Много лет назад в тихом месяце октябре отправился я на Святую Гору. Через несколько дней прибыл в незабвенный скит Праведной Анны — в место своего собственного духовного рождения. В его священной атмосфере можно встретить святых монахов, которые под покровительством матери Божией Матери хранят горящую лампаду православного аскетизма.
«Смотри, вон старец Антоний, — сказал мне как-то мой друг- Иеромонах. — Вон он внизу, оливки собирает. Ему девяносто лет. Воспользуйся возможностью поговорить — он многое помнит о старых отцах»
Именно этого мне и нужно было, и я сразу же направился к нему. Он был высок и слаб здоровьем. Одеяние потертое, а зрение слабое из-за преклонного возраста. Но он был радостным, как малое дитя.
«Помните ли Вы что-нибудь об отце Савве?»
«Отец Савва! Как же мне не помнить святого Отца? Я обыкновенно исповедывался у него»,
«Значит, Вы можете рассказать мне-»
«Конечно, я расскажу кое-то, что произведет на Вас впечатление! На этот язык, что с Вами говорит, это произвело большое впечатление».
Что же это могло быть? — заинтересовался я. Как это на язык можно произвести впечатление? И отец Антоний разрешил загадку.
«Я был молодым монахом и тогда не забыл еще дурные мирские привычки. К тому же, по характеру я был немного вспыльчив И вот, однажды в саду каливы поспорил я с братом. Это было искушение. Он сказал мне что-то довольно резкое, и я потерял над собою контроль. Открыл рот и, не подумавши, ответил ему…»
Притихший и смущенный, как маленький ребенок, старец Антоний признался, что сказал тогда дурные слова.
«Немного позднее я взбирался на кручу к Малому скиту Праведной Анны. Мой Старец послал меня к отцу Савве на исповедь. Духовный отец, увидев меня, сразу почувствовал мое внутреннее волнение.
«Отче, я пришел покаяться в великом грехе».
«Тебе следует в нем покаяться. Хорошо, что ты знаешь это. Но не торопись. Сядь, отведай хлеба», «Иларион, — позвал он своего послушника, — принеси угощение!»
Он спросил меня о моем Старце, о том, как мы работаем, о нашей каливе. Он хотел прежде, чем выслушать исповедь, рассеять мою тревогу. Было необходимо, чтобы таинство совершилось в покойной атмосфере.
Когда я успокоился, мы пошли в комнатку, где он принимал исповеди. Комнатка была маленькая, крошечная, как склеп. Там я открыл свой великий грех. Я помню, он сказал тогда мудрые отеческие слова. Он разогнал в душе моей темные тучи.

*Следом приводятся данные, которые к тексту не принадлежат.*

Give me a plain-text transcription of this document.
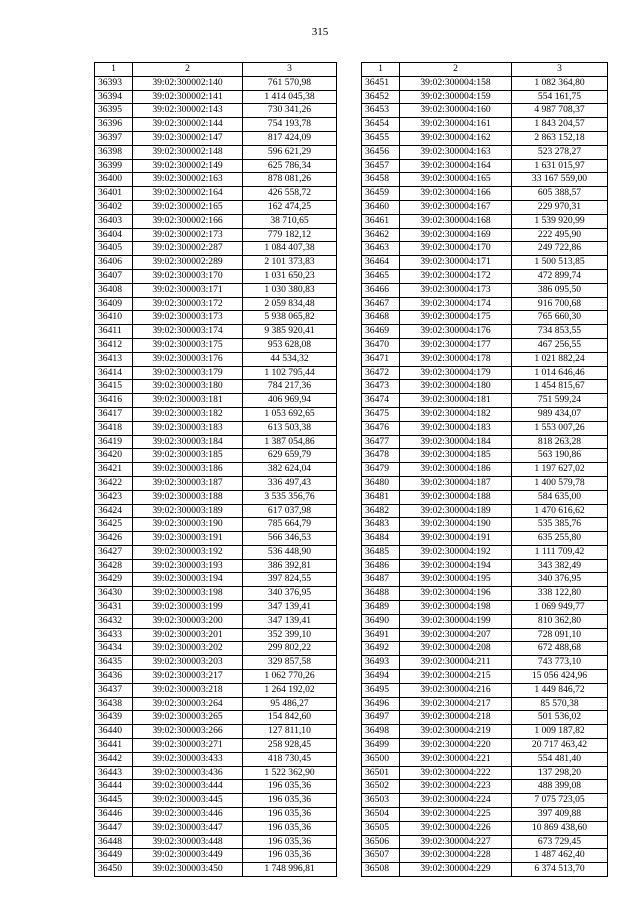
315
1	2	3
36393	39:02:300002:140	761 570,98
36394	39:02:300002:141	1 414 045,38
36395	39:02:300002:143	730 341,26
36396	39:02:300002:144	754 193,78
36397	39:02:300002:147	817 424,09
36398	39:02:300002:148	596 621,29
36399	39:02:300002:149	625 786,34
36400	39:02:300002:163	878 081,26
36401	39:02:300002:164	426 558,72
36402	39:02:300002:165	162 474,25
36403	39:02:300002:166	38 710,65
36404	39:02:300002:173	779 182,12
36405	39:02:300002:287	1 084 407,38
36406	39:02:300002:289	2 101 373,83
36407	39:02:300003:170	1 031 650,23
36408	39:02:300003:171	1 030 380,83
36409	39:02:300003:172	2 059 834,48
36410	39:02:300003:173	5 938 065,82
36411	39:02:300003:174	9 385 920,41
36412	39:02:300003:175	953 628,08
36413	39:02:300003:176	44 534,32
36414	39:02:300003:179	1 102 795,44
36415	39:02:300003:180	784 217,36
36416	39:02:300003:181	406 969,94
36417	39:02:300003:182	1 053 692,65
36418	39:02:300003:183	613 503,38
36419	39:02:300003:184	1 387 054,86
36420	39:02:300003:185	629 659,79
36421	39:02:300003:186	382 624,04
36422	39:02:300003:187	336 497,43
36423	39:02:300003:188	3 535 356,76
36424	39:02:300003:189	617 037,98
36425	39:02:300003:190	785 664,79
36426	39:02:300003:191	566 346,53
36427	39:02:300003:192	536 448,90
36428	39:02:300003:193	386 392,81
36429	39:02:300003:194	397 824,55
36430	39:02:300003:198	340 376,95
36431	39:02:300003:199	347 139,41
36432	39:02:300003:200	347 139,41
36433	39:02:300003:201	352 399,10
36434	39:02:300003:202	299 802,22
36435	39:02:300003:203	329 857,58
36436	39:02:300003:217	1 062 770,26
36437	39:02:300003:218	1 264 192,02
36438	39:02:300003:264	95 486,27
36439	39:02:300003:265	154 842,60
36440	39:02:300003:266	127 811,10
36441	39:02:300003:271	258 928,45
36442	39:02:300003:433	418 730,45
36443	39:02:300003:436	1 522 362,90
36444	39:02:300003:444	196 035,36
36445	39:02:300003:445	196 035,36
36446	39:02:300003:446	196 035,36
36447	39:02:300003:447	196 035,36
36448	39:02:300003:448	196 035,36
36449	39:02:300003:449	196 035,36
36450	39:02:300003:450	1 748 996,81
1	2	3
36451	39:02:300004:158	1 082 364,80
36452	39:02:300004:159	554 161,75
36453	39:02:300004:160	4 987 708,37
36454	39:02:300004:161	1 843 204,57
36455	39:02:300004:162	2 863 152,18
36456	39:02:300004:163	523 278,27
36457	39:02:300004:164	1 631 015,97
36458	39:02:300004:165	33 167 559,00
36459	39:02:300004:166	605 388,57
36460	39:02:300004:167	229 970,31
36461	39:02:300004:168	1 539 920,99
36462	39:02:300004:169	222 495,90
36463	39:02:300004:170	249 722,86
36464	39:02:300004:171	1 500 513,85
36465	39:02:300004:172	472 899,74
36466	39:02:300004:173	386 095,50
36467	39:02:300004:174	916 700,68
36468	39:02:300004:175	765 660,30
36469	39:02:300004:176	734 853,55
36470	39:02:300004:177	467 256,55
36471	39:02:300004:178	1 021 882,24
36472	39:02:300004:179	1 014 646,46
36473	39:02:300004:180	1 454 815,67
36474	39:02:300004:181	751 599,24
36475	39:02:300004:182	989 434,07
36476	39:02:300004:183	1 553 007,26
36477	39:02:300004:184	818 263,28
36478	39:02:300004:185	563 190,86
36479	39:02:300004:186	1 197 627,02
36480	39:02:300004:187	1 400 579,78
36481	39:02:300004:188	584 635,00
36482	39:02:300004:189	1 470 616,62
36483	39:02:300004:190	535 385,76
36484	39:02:300004:191	635 255,80
36485	39:02:300004:192	1 111 709,42
36486	39:02:300004:194	343 382,49
36487	39:02:300004:195	340 376,95
36488	39:02:300004:196	338 122,80
36489	39:02:300004:198	1 069 949,77
36490	39:02:300004:199	810 362,80
36491	39:02:300004:207	728 091,10
36492	39:02:300004:208	672 488,68
36493	39:02:300004:211	743 773,10
36494	39:02:300004:215	15 056 424,96
36495	39:02:300004:216	1 449 846,72
36496	39:02:300004:217	85 570,38
36497	39:02:300004:218	501 536,02
36498	39:02:300004:219	1 009 187,82
36499	39:02:300004:220	20 717 463,42
36500	39:02:300004:221	554 481,40
36501	39:02:300004:222	137 298,20
36502	39:02:300004:223	488 399,08
36503	39:02:300004:224	7 075 723,05
36504	39:02:300004:225	397 409,88
36505	39:02:300004:226	10 869 438,60
36506	39:02:300004:227	673 729,45
36507	39:02:300004:228	1 487 462,40
36508	39:02:300004:229	6 374 513,70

Под конец, улыбаясь, сказал мне: «На твой язык, чадо мое, нужно наложить небольшую епитимью». — «Да, святый Старче».
«Вот, когда вернешься в скит Праведной Анны, поди в кириакон. Высунь язык и волочи его по полу от порога до иконы Спасителя и проси Его простить тебя. Согласен?» — «Согласен». Тогда это наказание не показалось мне очень серьезным.
Через несколько часов я снова был в каливе отца Саввы. «Отче, — сказал я ему, — посмотри, каким стал мой язык после исполнения епитимьи, которую ты мне дал. Он весь ободранный, распухший, красный, как чаруши (разновидность крестьянской обуви)».
Я показал ему свой язык, а он слегка улыбнулся: «Ну, чадо мое, такой язык — это как раз то, что тебе нужно».
И с того времени и до сего дня не бывало случая, чтобы у меня изо рта снова вылетели такие грубые слова.